A LCA meta-analysis published by the United Nations Environment Programme in February 2021 appears to provide contradictory results to the EPPA. While the UN-hosted report agreed that the largest environmental impact of reusable tableware options was washing, it ultimately concluded that reusable options performed better than single-use options across all other categories. It proposed that the impact of the manufacturing stage was high for single-use plastics and that contamination from food waste can impact its end-of-life performance.

However, the UN report emphasised that its data was not intended to select the “best” systems for tableware, and that materials, geographical context, and consumer behaviour all needed to be considered on a case-to-case basis.

In a 2017 study conducted by the Clean Water Fund, various LCAs also suggested that reusable cups that could be washed had a lower impact on greenhouse gas emissions than single-use systems, which it claims were often placed in landfill despite being marketed as recyclable. The report did not have detailed data available for plates, bowls and flatware, but did imply similar findings supporting the environmental benefits of reusable options for these containers.
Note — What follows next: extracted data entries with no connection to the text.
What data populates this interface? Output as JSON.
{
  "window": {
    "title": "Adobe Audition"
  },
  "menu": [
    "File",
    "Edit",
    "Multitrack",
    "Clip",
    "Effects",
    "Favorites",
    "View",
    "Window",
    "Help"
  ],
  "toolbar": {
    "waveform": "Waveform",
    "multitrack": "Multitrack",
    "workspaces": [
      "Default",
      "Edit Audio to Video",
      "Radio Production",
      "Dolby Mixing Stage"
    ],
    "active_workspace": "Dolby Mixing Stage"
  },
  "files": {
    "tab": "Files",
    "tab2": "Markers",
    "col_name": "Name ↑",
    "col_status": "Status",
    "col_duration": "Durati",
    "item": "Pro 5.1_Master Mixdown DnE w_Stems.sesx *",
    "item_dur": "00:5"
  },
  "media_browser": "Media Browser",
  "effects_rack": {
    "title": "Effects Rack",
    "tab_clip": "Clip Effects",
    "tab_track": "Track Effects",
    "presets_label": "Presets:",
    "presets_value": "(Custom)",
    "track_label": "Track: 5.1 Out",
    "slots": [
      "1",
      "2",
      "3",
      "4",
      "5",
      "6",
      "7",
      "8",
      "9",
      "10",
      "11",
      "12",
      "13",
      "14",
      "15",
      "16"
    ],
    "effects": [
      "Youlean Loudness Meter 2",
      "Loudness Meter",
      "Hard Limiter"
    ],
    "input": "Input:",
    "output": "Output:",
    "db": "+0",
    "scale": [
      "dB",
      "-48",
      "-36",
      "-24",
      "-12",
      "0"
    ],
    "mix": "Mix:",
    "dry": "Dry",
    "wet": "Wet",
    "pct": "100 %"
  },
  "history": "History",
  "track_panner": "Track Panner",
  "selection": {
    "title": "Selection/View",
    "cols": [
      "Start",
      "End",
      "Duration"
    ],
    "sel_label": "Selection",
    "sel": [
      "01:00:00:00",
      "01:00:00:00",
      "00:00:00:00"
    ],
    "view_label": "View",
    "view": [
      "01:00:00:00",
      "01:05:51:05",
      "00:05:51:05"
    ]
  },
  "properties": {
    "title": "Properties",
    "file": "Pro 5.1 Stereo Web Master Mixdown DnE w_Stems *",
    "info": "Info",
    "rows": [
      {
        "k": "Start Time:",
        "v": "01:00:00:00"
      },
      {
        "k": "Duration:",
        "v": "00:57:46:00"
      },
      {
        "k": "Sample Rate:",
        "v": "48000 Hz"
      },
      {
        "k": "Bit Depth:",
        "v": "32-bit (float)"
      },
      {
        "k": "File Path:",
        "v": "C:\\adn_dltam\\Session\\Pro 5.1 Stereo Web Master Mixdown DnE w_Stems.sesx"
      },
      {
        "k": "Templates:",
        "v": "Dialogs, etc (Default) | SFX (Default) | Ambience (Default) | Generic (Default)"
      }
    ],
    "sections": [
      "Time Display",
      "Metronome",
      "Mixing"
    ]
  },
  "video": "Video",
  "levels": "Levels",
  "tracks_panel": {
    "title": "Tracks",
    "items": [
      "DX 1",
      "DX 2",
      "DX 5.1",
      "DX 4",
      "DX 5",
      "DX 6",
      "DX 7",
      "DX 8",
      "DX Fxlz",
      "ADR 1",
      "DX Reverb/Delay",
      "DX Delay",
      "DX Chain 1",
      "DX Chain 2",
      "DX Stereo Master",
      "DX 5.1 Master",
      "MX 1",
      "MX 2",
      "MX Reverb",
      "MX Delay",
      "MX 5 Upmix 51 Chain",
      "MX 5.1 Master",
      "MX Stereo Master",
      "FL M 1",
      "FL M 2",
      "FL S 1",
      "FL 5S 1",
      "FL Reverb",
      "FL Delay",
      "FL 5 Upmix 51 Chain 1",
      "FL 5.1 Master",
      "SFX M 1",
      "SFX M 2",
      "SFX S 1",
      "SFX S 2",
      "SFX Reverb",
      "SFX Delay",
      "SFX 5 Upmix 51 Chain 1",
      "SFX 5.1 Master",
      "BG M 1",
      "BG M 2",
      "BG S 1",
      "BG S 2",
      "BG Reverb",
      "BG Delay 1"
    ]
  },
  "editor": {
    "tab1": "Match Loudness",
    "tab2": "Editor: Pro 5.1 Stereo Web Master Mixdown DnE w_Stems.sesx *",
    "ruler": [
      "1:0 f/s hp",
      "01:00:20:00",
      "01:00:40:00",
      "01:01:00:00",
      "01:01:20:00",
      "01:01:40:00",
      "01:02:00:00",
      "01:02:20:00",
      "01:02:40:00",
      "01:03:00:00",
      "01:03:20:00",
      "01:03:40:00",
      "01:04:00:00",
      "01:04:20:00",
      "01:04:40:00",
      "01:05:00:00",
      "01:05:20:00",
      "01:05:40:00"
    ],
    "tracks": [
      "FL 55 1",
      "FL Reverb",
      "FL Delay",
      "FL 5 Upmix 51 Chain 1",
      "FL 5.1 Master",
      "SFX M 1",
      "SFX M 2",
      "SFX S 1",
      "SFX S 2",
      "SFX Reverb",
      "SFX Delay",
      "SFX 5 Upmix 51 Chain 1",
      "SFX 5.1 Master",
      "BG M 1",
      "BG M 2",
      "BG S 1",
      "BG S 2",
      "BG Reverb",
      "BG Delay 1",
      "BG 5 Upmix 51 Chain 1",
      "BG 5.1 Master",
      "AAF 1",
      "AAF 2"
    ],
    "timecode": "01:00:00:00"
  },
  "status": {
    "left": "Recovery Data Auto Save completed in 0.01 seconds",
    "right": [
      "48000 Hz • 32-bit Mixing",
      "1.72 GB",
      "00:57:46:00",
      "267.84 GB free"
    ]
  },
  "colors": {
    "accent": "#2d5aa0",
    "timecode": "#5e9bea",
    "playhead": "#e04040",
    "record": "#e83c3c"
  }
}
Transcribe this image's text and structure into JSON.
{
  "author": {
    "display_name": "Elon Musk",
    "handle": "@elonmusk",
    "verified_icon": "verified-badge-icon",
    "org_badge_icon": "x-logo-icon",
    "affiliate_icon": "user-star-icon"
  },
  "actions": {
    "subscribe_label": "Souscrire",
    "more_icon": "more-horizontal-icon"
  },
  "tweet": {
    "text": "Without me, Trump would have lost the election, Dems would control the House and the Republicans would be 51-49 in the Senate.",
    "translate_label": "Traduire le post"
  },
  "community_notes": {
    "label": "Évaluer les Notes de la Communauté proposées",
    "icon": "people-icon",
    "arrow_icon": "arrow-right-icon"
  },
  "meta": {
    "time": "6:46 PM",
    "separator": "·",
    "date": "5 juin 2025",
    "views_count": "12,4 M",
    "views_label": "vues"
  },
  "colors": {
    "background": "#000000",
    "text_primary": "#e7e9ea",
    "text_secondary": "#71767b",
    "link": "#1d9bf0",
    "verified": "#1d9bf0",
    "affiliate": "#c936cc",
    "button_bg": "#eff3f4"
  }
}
While this report only mentions some paper-based systems, mainly in the context of criticising the recyclability claims of paper-based tableware with plastic linings, it is interesting that a study supported by the Clean Water Fund – a campaign dedicated to safe water access and preventing water pollution – privileges reusable tableware options. This could undermine the EPPA’s suggestion that the amount of water required to support multiple-use systems represents too high of an environmental cost to justify their use.

The issue of single-use and multiple-use options remains controversial, especially when debates around plastic and recyclability are also involved. The lack of clear consensus between LCAs by different groups – and the inevitable vested interest of companies in the results – suggests that further research is needed to develop a holistic strategy for sustainable tableware going forward.